La Waters a tout de même présenté une soumission (sachant fort bien qu'elle n'était pas conforme à deux des caractéristiques essentielles). Or, tel que mentionné précédemment, des trois fournisseurs potentiels qui s'étaient plaints au MAS, seule la Waters a déposé une plainte auprès de la Commission, le 5 juillet 1991. Le 9 juillet 1991, la Commission rendait une Ordonnance de suspension d'adjudication.

La mention «ou l'équivalent»

Lorsque le MAS a reçu la commande d'Agriculture Canada et qu'il a informé le Ministère qu'aux termes de l'Accord de libre-échange il s'imposait que les spécifications décrivant les produits de la Varian soient assorties de la mention «ou l'équivalent», le MAS faisait alors allusion aux dispositions de l'article IV de l'Accord du GATT relatif aux marchés publics. Ce code du GATT fait partie intégrante de l'Accord de libre-échange, tel que stipulé aux articles 1302 et 1303 de l'Accord. Il s'avérerait utile de citer, dans la présente, le libellé des paragraphes 2 et 3 de l'article IV du Code du GATT :

«2. Toute spécification technique prescrite par des entités contractantes sera, s'il y a lieu,

a)définie en fonction des propriétés d'emploi du produit plutôt que de sa conception, et

b)fondée sur des normes internationales, des règlements techniques nationaux ou des normes nationales reconnues.

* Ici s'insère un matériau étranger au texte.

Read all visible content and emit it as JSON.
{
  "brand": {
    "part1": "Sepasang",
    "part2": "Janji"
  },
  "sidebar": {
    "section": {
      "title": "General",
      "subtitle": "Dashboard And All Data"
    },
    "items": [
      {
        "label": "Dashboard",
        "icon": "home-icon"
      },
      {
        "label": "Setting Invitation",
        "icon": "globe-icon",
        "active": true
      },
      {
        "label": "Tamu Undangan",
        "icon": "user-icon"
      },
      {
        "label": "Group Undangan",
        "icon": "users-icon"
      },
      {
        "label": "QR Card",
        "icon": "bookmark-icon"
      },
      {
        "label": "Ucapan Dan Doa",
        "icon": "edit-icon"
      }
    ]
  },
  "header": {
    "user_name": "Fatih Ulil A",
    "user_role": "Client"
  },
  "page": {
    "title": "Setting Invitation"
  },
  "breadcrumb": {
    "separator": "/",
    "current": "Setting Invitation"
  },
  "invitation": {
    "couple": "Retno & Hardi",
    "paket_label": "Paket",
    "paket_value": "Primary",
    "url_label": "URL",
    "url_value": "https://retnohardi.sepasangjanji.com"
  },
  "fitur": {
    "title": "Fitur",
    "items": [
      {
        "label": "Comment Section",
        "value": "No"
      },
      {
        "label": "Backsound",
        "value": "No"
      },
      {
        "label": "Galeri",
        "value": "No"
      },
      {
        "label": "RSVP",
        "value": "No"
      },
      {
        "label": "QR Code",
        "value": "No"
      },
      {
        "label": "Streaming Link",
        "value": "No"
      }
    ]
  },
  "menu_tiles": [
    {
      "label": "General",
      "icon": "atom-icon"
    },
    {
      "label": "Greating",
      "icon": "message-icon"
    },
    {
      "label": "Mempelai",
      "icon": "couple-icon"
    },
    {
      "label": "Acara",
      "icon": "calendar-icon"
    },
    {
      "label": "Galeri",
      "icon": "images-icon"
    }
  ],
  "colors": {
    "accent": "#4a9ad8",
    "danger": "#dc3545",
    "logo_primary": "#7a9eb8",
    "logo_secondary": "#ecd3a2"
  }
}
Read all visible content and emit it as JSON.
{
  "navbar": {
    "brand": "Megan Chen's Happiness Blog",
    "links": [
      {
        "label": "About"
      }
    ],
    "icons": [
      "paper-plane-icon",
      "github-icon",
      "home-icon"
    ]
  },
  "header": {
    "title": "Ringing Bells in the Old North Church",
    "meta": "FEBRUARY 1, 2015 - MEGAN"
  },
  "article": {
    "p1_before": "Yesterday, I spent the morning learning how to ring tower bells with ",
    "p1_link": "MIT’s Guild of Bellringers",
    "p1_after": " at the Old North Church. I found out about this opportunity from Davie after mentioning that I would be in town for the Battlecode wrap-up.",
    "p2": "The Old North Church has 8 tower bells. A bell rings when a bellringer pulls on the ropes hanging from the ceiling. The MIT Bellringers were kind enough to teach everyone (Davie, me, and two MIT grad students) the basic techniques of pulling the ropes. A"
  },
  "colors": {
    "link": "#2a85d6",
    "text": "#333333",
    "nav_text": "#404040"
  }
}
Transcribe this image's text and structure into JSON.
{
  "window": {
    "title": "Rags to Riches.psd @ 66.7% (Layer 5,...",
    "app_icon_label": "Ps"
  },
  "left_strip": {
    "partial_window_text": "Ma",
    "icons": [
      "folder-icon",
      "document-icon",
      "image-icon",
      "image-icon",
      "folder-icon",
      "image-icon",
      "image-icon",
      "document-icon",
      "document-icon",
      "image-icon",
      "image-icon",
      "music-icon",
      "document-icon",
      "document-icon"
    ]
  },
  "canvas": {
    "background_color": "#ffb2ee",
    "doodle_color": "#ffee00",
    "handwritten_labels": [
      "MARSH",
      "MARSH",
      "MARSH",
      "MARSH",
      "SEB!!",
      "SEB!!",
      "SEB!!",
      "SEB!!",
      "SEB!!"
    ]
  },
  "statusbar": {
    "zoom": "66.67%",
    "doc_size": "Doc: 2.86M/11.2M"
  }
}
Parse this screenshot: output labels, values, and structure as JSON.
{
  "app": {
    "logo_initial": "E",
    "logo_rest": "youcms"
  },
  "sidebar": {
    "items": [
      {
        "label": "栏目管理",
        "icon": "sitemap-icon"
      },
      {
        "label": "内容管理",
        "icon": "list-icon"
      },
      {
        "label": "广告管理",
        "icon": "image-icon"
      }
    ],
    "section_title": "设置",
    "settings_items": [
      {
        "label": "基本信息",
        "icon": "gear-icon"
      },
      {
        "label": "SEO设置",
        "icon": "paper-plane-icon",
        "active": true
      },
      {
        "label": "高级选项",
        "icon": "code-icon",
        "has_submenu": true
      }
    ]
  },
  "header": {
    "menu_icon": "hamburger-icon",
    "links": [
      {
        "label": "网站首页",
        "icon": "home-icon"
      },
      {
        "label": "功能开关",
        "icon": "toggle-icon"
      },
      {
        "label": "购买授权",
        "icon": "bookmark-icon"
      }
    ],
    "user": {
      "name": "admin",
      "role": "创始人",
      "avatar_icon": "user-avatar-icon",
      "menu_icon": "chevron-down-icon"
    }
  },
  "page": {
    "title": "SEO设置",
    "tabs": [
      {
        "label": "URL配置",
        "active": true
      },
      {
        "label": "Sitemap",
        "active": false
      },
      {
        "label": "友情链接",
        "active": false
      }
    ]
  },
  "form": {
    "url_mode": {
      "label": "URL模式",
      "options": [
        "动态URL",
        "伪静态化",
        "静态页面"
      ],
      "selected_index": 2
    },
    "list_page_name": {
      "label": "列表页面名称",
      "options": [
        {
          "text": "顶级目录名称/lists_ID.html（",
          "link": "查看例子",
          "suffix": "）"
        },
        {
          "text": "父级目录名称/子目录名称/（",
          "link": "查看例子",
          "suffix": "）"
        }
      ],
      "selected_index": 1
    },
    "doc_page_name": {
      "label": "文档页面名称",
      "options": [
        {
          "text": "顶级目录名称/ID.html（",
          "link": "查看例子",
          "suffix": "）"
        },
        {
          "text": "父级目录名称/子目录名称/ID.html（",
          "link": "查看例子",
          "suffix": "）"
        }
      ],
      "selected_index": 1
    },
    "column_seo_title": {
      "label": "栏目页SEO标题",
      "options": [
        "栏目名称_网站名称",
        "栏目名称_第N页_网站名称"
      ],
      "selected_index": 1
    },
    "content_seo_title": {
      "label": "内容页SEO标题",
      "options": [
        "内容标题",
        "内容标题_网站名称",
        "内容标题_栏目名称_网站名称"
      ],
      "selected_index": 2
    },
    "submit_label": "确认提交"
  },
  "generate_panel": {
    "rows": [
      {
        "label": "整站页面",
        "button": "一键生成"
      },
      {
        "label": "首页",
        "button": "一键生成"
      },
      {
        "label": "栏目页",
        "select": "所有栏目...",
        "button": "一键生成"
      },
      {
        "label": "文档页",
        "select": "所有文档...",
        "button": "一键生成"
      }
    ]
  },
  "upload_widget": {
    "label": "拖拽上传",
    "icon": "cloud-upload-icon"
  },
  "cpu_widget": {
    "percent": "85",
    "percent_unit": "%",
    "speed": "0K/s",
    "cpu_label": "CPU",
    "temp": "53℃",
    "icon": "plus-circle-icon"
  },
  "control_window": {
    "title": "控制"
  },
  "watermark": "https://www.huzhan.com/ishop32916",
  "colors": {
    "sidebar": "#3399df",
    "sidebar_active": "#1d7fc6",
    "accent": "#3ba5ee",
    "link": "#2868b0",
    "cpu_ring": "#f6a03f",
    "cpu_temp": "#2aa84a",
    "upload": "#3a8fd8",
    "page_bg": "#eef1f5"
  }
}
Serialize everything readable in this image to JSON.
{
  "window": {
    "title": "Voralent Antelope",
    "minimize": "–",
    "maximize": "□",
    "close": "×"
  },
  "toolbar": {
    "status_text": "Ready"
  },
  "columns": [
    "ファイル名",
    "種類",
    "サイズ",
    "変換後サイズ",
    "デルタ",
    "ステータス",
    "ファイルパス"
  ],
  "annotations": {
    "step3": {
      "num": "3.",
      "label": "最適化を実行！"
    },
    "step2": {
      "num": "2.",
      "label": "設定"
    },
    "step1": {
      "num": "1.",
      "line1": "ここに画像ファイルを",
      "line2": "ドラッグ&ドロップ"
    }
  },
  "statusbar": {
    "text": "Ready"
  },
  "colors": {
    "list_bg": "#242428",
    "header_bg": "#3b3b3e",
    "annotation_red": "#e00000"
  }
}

3. Il ne devra pas être exigé ou mentionné de marques de fabrique ou de commerce, de brevets, de modèles ou de types particuliers, ni d'origines ou de producteurs déterminés, à moins qu'il n'existe pas d'autre moyen suffisamment précis ou intelligible de décrire les conditions du marché et à la condition que des termes tels que «ou l'équivalent» figurent dans les appels d'offres.»

À la lumière de ces paragraphes, on constate donc, sans difficulté, que l'orientation précisée dans l'ALÉ est assortie d'un parti pris contre les spécifications axées sur la conception et d'un parti pris pour les spécifications axées sur les propriétés d'emploi. De façon plus particulière, y est énoncé un parti pris contre le fait d'exiger ou de mentionner, dans des spécifications, des marques de fabrique ou de commerce, des brevets, des modèles ou des types particuliers, des origines ou des producteurs déterminés «... à moins qu'il n'existe pas d'autre moyen suffisamment précis ou intelligible de décrire les conditions du marché...»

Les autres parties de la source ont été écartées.